If typical rap shows are studies in misguided thuggery, Sunday’s spectacle was a reminder that the true tenets of hip hop – knowledge, wisdom, authenticity, skill and innovation — are alive and well. Rappers kept the energy high but never delivered empty verses, acting as teachers sent to uplift rather than fake gangstas sent to make it rain.

Trio Son of Bazerk delivered an animated opening set and sent one of many shoutouts to the late, great Boston-born emcee Guru. Dinco D of Leaders of the New School got calories burning with his verse from “Scenario” and Schoolly D — jacket open, no shirt on — delivered hard-hitting rhymes with a decidedly sexual edge. Brother J of X Clan had “no time for booty rap” as he focused on dropping knowledge and calling for unity, peace and justice.

Boston icon Akrobatik appeared on stage at Chuck D’s request and unleashed a rhyme that took aim at skinny jeans, corporate pimps, fantasies sold for profit and other evidence of hip hop’s downfall.

Monie Love reminded the audience that female rappers can remain relevant while fully clothed. Paying homage to females in hip hop, she celebrated femcees including Queen Latifah, Lil Kim and Salt-N-Pepa, invited Boston ‘brother’ Edo G on stage and spat slick verses from “Buddy,” “It’s A Shame” and “Monie In The Middle” that proved her mic skills haven’t slipped.

A set from Wise Intelligent of Poor Righteous Teachers was among the night’s highlights, as he dropped blistering a cappella verses between pushing albums and t-shirts. In a 20-minute span, he managed to touch on Jay-Z and Roc-A-Fella Records, the Illuminati, slavery, white supremacy, inner-city murder rates and failing public schools, eclipsing what the average rapper covers in an entire career.

But of course, the night’s peak was the hour-long set from Public Enemy. For anyone who doesn’t count Lil Wayne as their personal hero, and maybe for some who do, it all felt epic. There was the giant banner with the in-your-face logo. The security-dance brigade S1W (Security of the First World) who alternately stood watch and engaged in their unique mix of dance and military drill. The thunderous and politically-charged music that changed the face of hip hop.

Chuck D bellowed over DJ Lord and a live band on tracks including “Welcome to the Terrordome,” “Bring the Noise,” “Can’t Truss It” and the set-closer “Fight The Power.” Quintessential hype man and sidekick Flavor Flav appeared in a mink coat, later pulled his signature giant clock from under his shirt and took center stage for “911 Is a Joke.”

Flav is obviously the quirky counterpoint to the hard rhyming Chuck D. But don’t let the clocks and reality TV stints fool you; under that viking hat there’s a revolutionary hiding.
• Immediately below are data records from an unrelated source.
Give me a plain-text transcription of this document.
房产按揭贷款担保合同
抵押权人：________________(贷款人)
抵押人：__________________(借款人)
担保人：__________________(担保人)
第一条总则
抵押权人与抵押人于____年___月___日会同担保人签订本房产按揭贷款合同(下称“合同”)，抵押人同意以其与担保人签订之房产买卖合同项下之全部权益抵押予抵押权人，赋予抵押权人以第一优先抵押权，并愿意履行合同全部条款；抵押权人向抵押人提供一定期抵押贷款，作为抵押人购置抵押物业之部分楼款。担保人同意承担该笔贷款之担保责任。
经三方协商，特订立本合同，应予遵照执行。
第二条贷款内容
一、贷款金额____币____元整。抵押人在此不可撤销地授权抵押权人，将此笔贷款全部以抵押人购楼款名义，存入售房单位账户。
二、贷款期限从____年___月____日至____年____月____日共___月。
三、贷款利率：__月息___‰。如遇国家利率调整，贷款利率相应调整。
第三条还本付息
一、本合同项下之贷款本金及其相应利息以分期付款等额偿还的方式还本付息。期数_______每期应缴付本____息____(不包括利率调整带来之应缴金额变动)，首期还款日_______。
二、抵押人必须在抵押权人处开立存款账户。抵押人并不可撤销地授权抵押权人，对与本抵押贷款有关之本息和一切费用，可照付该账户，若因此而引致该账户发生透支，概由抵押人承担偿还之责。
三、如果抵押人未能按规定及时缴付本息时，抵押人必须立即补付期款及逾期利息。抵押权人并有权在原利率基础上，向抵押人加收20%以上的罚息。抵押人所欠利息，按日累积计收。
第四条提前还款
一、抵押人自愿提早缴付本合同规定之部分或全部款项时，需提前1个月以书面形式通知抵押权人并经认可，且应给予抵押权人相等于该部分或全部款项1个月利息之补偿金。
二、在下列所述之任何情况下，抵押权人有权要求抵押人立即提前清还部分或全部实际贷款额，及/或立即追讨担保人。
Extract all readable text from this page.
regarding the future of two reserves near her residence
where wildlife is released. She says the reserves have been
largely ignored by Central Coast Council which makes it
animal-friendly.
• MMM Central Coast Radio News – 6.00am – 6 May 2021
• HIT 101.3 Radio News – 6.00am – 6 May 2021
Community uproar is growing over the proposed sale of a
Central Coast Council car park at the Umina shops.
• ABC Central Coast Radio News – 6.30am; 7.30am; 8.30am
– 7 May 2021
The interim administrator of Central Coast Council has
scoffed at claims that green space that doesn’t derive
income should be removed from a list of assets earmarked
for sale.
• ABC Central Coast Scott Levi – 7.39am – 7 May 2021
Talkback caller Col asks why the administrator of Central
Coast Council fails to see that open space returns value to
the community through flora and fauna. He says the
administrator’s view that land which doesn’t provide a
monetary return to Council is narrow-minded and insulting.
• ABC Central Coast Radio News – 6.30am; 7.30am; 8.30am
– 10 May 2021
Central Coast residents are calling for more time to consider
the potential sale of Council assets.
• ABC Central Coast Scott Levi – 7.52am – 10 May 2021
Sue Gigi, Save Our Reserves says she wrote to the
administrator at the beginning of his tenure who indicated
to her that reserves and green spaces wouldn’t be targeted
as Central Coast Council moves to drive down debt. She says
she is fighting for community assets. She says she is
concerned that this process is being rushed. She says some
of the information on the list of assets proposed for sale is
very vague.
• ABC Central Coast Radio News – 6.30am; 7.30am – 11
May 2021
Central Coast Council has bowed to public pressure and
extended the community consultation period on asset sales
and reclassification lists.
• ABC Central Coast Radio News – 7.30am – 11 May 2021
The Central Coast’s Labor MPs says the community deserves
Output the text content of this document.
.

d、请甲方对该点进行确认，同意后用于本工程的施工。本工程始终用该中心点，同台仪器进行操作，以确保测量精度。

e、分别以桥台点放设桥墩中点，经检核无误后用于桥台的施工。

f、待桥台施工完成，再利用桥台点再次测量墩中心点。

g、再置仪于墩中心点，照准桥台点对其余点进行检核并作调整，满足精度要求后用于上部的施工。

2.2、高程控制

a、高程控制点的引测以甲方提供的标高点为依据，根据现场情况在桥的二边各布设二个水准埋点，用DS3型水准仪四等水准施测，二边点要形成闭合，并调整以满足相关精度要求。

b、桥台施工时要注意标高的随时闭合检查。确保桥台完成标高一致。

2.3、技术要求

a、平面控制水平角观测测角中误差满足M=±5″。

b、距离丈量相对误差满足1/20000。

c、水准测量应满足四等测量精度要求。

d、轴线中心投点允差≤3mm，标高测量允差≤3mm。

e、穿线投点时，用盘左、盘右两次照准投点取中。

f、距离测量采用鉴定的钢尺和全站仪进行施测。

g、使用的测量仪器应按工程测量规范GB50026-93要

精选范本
Flav closed with a sermon against racism and separatism, reminding the audience that peace and togetherness create power.

And with that, the show officially ended and fans bum-rushed the stage for autographs.

In one sense the concert felt like a throwback to the past, but it was also a vision of the future — the beginning of a movement dedicated to revitalizing hip hop and taking back the power and control that is rightly due to the gods.